Consumi in tilt, boom dei discount

25/02/2004


MERCOLEDÌ 25 FEBBRAIO 2004

 
 
Pagina 34 – Economia
 
 

Consumi in tilt, boom dei discount
Calo dello 0,1% per i non alimentari al netto dei prezzi

          I dati Istat confermano la stasi. Allarme dei commercianti. Un aumento del 5,4% per i supermercati più economici

          La crescita complessiva del 2 per cento nel 2003 è la più bassa degli ultimi due anni. Cgil: il paese è più povero
          In crisi il settore calzature e abbigliamento. Si rinuncia agli acquisti non indispensabili

          LUCIO CILLIS


          ROMA – L´anno dei prezzi fuori controllo e dell´inflazione percepita, si chiude con una frenata per le vendite al dettaglio. Un dato prevedibile e preoccupante che segue la tendenza innescata a ottobre e che rilancia l´allarme consumi: al netto della variazione dei prezzi, la flessione è dello 0,1% sia rispetto a dicembre 2002, sia nella media dei dodici mesi sul 2002.
          Una débacle ? sottolineata da Marco Venturi, presidente di Confesercenti, e dal Centro studi di Confcommercio – che ha colpito soprattutto il segmento non alimentare, sottoposto ad una contrazione in quantità dell´1,1% in termini tendenziali e dell´1,5% nella media dell´intero anno rispetto al 2002. Al netto della variazione dei listini, preoccupa il consuntivo per le piccole e medie imprese, in calo tendenziale rispettivamente del 2,3 e del 2,5%. Di segno più invece la performance delle grandi imprese (quelle con oltre 6 addetti) che hanno messo a segno una crescita tendenziale del 2,1% e media nel 2003, dell´1,7% sul 2002.
          La tenuta del comparto alimentare mette in luce il crescente interesse dei consumatori verso la grande distribuzione "economica": in quest´ottica vanno letti i risultati di supermercati e soprattutto degli hard discount.

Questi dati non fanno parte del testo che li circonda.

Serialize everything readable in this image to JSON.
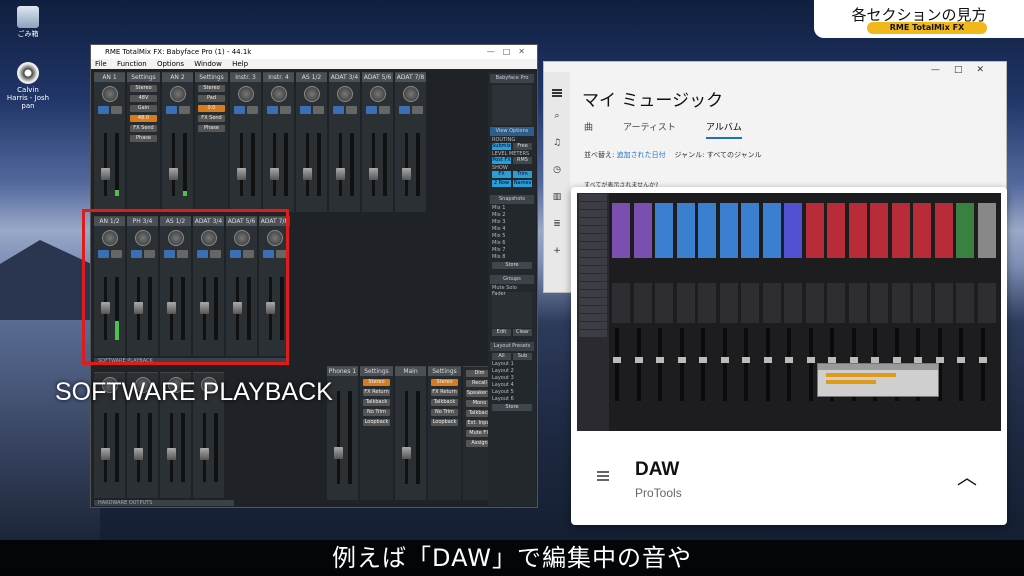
{
  "desktop": {
    "icons": [
      {
        "label": "ごみ箱",
        "icon": "recycle-bin-icon"
      },
      {
        "label": "Calvin Harris - Josh pan",
        "icon": "audio-file-icon"
      }
    ]
  },
  "totalmix": {
    "window_title": "RME TotalMix FX: Babyface Pro (1) - 44.1k",
    "menu": [
      "File",
      "Function",
      "Options",
      "Window",
      "Help"
    ],
    "inputs": [
      "AN 1",
      "AN 2",
      "Instr. 3",
      "Instr. 4",
      "AS 1/2",
      "ADAT 3/4",
      "ADAT 5/6",
      "ADAT 7/8"
    ],
    "input_settings_label": "Settings",
    "input_buttons": [
      "Stereo",
      "48V",
      "Pad",
      "Phase",
      "FX Send",
      "Gain"
    ],
    "playback": [
      "AN 1/2",
      "PH 3/4",
      "AS 1/2",
      "ADAT 3/4",
      "ADAT 5/6",
      "ADAT 7/8"
    ],
    "playback_section": "SOFTWARE PLAYBACK",
    "outputs_section": "HARDWARE OUTPUTS",
    "phones_label": "Phones 1",
    "main_label": "Main",
    "output_settings": "Settings",
    "output_buttons": [
      "Stereo",
      "FX Return",
      "Talkback",
      "No Trim",
      "Loopback"
    ],
    "right_buttons": [
      "Dim",
      "Recall",
      "Speaker B",
      "Mono",
      "Talkback",
      "Ext. Input",
      "Mute FX",
      "Assign"
    ],
    "device": "Babyface Pro",
    "view_options": "View Options",
    "routing_mode": "ROUTING MODE",
    "routing_buttons": [
      "Submix",
      "Free"
    ],
    "level_meters": "LEVEL METERS",
    "meter_buttons": [
      "Post FX",
      "RMS"
    ],
    "show": "SHOW",
    "show_buttons": [
      "FX",
      "Trim",
      "2 Row",
      "Names"
    ],
    "snapshots_label": "Snapshots",
    "snapshots": [
      "Mix 1",
      "Mix 2",
      "Mix 3",
      "Mix 4",
      "Mix 5",
      "Mix 6",
      "Mix 7",
      "Mix 8"
    ],
    "store": "Store",
    "groups_label": "Groups",
    "groups_header": "Mute  Solo  Fader",
    "groups_buttons": [
      "Edit",
      "Clear"
    ],
    "layout_label": "Layout Presets",
    "layout_tabs": [
      "All",
      "Sub"
    ],
    "layouts": [
      "Layout 1",
      "Layout 2",
      "Layout 3",
      "Layout 4",
      "Layout 5",
      "Layout 6"
    ],
    "fader_value": "0.0",
    "gain_value": "48.0"
  },
  "music": {
    "title": "マイ ミュージック",
    "tabs": [
      "曲",
      "アーティスト",
      "アルバム"
    ],
    "active_tab": "アルバム",
    "sort_label": "並べ替え:",
    "sort_value": "追加された日付",
    "genre_label": "ジャンル:",
    "genre_value": "すべてのジャンル",
    "missing_text": "すべてが表示されませんか?"
  },
  "now_playing": {
    "title": "DAW",
    "artist": "ProTools"
  },
  "overlay": {
    "heading": "各セクションの見方",
    "subheading": "RME TotalMix FX",
    "software_playback": "SOFTWARE PLAYBACK",
    "caption": "例えば「DAW」で編集中の音や"
  },
  "colors": {
    "highlight": "#e01b1b",
    "badge_accent": "#f2b71b",
    "link_blue": "#1f6fc5"
  }
}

La cavalcata dei prezzi verso l´alto ha spinto molti utenti a rivolgersi a questo tipologie di vendita. Infatti l´incremento rispetto a dicembre 2002 è stato dell´1,6% e del 2% nella media d´anno. Includendo la dinamica di prezzi, l´aumento è stato del 5,3% per i supermercati e del 5,4% per i discount alimentari.
          Ed è solo tenendo conto della dinamica di prezzi e quantità, che i numeri "girano" in positivo nelle altre comparazioni. In questo modo, per l´Istat, il valore delle vendite al dettaglio ha segnato un incremento dell´1,8% rispetto allo stesso mese dell´anno precedente. Le vendite di prodotti alimentari sono aumentate del 4,4% e quelle di prodotti non alimentari dello 0,1%. Più in generale, il valore totale delle vendite è aumentato in media del 2% rispetto al 2002, con una crescita del valore delle vendite di prodotti alimentari (+4,6%) più sostenuta di quella dei prodotti non alimentari (+0,2%). Le forti difficoltà registrate dalle realtà commerciali più piccole, emergono anche seguendo il confronto sui dati forniti dall´istituto di statistica: infatti, l´aumento tendenziale dell´1,8% del valore del totale delle vendite è il risultato di incrementi del 4,5% delle vendite delle imprese della grande distribuzione e soltanto dello 0,1% delle vendite delle imprese operanti su piccole superfici. I consumatori, in pratica, spostano sempre più le proprie preferenze verso la grande distribuzione. Una tendenza che si consolida maggiormente sui prodotti alimentari (+4,9% contro il 2,3% dei "piccoli"). Nel complesso, le vendite sono aumentate, rispetto al 2002, del 4,7% nella grande distribuzione e dello 0,2% nelle imprese più piccole.
          All´incremento degli alimentari si affianca così la discesa dei non alimentari: è crisi per le vendite di "calzature articoli in cuoio e da viaggio" (meno 0,7% sia sul dicembre 2002 sia sull´intera media d´anno). Scende dello 0,2% il comparto "foto-ottica e pellicole"; e calano dell´1,5% i "supporti magnetici e strumenti musicali". Al palo (senza variazioni) settori come "utensileria per la casa, ferramenta", "prodotti farmaceutici" e segni di ripresa per "elettrodomestici" (+1%), "mobili, articoli tessili, arredamento" (+0,9%).